Researchers find more accurately how stress may lead to ill-health later in life

Scientists at Queen’s find key indicators can discover early signs of chronic conditions

About a quarter of UK adults are diagnosed with two or more chronic conditions. Photograph: iStock

About a quarter of UK adults are diagnosed with two or more chronic conditions. Photograph: iStock


The stress “may kill you”, as the old assumption goes, but now scientists have hit upon a way to more reliably find out how it affects our physical health.

Researchers at Queen’s University Belfast have been measuring a person’s “biomarkers”, key indicators taken through blood tests that can ascertain exactly how stressful life might translate into ill-health or physical “wear and tear” later on.

Early signs of stress-related ageing, which can eventually lead to the diagnosis of chronic conditions and even earlier death, may be difficult to spot in younger healthy people even though the long-term benefits of intervention is greatest for such groups.

“For many reasons people experience different levels of stress to others while the impacts of stress can also vary substantially across individuals,” explained Dr Luke Barry from the Centre for Public Health at Queen’s University, lead researcher on the study published in the journal Social Science & Medicine.

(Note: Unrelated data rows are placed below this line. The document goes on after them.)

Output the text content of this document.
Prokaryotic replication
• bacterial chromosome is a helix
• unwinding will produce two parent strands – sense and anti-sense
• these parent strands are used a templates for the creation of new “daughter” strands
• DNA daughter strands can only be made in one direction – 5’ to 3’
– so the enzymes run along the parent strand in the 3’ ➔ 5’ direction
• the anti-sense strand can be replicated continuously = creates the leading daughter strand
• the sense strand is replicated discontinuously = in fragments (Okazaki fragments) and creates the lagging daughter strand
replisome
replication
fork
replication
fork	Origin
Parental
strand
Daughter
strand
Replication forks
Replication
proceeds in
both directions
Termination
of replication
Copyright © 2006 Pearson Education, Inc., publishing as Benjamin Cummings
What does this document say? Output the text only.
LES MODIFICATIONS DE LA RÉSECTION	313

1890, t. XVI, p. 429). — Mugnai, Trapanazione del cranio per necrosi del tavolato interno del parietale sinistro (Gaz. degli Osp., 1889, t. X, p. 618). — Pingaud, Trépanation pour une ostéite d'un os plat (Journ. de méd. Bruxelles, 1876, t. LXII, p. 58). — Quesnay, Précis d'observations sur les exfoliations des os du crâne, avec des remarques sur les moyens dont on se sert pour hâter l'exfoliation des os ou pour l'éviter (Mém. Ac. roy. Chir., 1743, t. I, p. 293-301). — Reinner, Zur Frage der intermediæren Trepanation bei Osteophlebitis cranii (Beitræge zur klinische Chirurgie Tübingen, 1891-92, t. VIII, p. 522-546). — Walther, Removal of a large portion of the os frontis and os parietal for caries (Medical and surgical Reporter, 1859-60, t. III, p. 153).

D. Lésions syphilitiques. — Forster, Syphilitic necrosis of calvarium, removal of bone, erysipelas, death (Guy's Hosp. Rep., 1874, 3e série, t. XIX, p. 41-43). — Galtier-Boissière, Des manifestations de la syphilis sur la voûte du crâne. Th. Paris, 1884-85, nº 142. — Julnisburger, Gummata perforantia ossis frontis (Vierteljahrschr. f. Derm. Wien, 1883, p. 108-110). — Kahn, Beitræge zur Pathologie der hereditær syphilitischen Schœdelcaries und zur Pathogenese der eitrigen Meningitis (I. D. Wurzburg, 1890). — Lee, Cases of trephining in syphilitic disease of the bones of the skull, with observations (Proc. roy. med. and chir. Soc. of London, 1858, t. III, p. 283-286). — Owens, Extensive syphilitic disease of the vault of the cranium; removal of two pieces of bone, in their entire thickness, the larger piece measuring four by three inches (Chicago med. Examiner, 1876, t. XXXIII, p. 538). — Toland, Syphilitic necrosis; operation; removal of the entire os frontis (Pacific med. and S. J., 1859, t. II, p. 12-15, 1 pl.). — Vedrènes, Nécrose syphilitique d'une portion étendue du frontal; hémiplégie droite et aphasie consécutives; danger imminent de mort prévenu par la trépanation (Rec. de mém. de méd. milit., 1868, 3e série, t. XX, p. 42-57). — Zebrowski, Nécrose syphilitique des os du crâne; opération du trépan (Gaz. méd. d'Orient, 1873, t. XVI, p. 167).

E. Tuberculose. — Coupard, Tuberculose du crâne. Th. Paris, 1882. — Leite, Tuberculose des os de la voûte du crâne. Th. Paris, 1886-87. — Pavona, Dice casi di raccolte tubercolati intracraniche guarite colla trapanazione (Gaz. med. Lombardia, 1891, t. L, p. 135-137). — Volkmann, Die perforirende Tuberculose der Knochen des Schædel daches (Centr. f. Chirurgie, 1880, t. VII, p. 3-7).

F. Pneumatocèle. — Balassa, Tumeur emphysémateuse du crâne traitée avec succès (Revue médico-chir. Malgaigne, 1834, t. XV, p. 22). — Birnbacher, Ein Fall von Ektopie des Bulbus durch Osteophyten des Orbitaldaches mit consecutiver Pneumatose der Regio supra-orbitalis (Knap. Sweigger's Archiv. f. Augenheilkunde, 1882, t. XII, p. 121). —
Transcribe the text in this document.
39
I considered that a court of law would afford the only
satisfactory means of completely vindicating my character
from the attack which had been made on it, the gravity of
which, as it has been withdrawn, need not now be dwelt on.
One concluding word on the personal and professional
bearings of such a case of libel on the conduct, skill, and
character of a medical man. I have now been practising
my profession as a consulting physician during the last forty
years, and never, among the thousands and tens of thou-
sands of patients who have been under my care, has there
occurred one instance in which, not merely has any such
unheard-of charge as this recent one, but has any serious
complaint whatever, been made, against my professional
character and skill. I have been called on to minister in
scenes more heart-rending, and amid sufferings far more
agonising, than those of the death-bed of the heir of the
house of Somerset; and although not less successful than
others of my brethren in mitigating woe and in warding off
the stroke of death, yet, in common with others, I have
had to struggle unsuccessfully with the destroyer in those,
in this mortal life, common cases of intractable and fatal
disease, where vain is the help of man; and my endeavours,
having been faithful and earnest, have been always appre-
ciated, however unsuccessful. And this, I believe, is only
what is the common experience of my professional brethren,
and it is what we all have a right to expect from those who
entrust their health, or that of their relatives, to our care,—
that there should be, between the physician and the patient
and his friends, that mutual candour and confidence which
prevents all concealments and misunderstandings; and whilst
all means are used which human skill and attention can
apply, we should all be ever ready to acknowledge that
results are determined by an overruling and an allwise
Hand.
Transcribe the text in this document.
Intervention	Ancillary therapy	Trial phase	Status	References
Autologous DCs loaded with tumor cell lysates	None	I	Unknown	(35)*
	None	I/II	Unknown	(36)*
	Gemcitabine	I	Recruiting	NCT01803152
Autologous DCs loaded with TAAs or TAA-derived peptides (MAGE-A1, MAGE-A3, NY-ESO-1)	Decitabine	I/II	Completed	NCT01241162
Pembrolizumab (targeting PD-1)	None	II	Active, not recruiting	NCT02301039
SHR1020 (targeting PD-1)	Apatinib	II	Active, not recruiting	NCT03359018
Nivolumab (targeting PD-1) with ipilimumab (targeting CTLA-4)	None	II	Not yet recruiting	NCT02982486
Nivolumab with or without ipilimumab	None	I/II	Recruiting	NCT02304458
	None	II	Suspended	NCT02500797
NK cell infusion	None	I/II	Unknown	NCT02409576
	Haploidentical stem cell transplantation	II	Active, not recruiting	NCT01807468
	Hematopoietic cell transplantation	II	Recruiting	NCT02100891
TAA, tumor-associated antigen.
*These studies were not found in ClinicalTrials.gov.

About a quarter of UK adults are diagnosed with two or more chronic conditions, although this is concentrated in lower socioeconomic groups. This generally increases over the next 15 years and becomes more common with age – about two thirds of those over 65 have two or more chronic conditions.

“Using biomarkers to measure such impacts [of stress] helps provide a fuller picture of someone’s likely health trajectory. Early intervention is key to change an individual’s health journey and to really make a difference,” Dr Barry said.

Analysing more than 7,000 blood samples, the team at Queen’s created an “allostatic load (AL)” or “score” to help measure risk.

They compared this score with self-reported physical health, taking into account a number of factors such as age, income, education, exercise and diet.

When looking at the AL for two apparently similar individuals – same gender, age, lifestyles, personality and social circumstances – who rated their physical health the same, the AL index was able to predict whose health was likely to decline faster.

“The research shows how the biomarkers can predict physical health over and above how people self-assessed, providing much more accurate and objective data to predict an individual’s health journey,” said Dr Barry.

“Screening people this way could transform the health trajectory of people through implementing intervention and education, extending healthy years and life.”

The research suggests that information on allostatic load, based on simple blood tests, could be a catalyst for a change in lifestyle or other interventions that delay premature ageing and lower mortality risk.

According to the researchers, the ability to identify early risk in such a way would delay the occurrence of chronic illnesses often linked to chronic stress.

“If we know that someone is more prone to chronic stress and its physical impacts, we can then find ways to manage it,” said Dr Barry. “This would prevent the snowball effect that chronic stress can have on our health as individuals, as well as our healthcare systems.”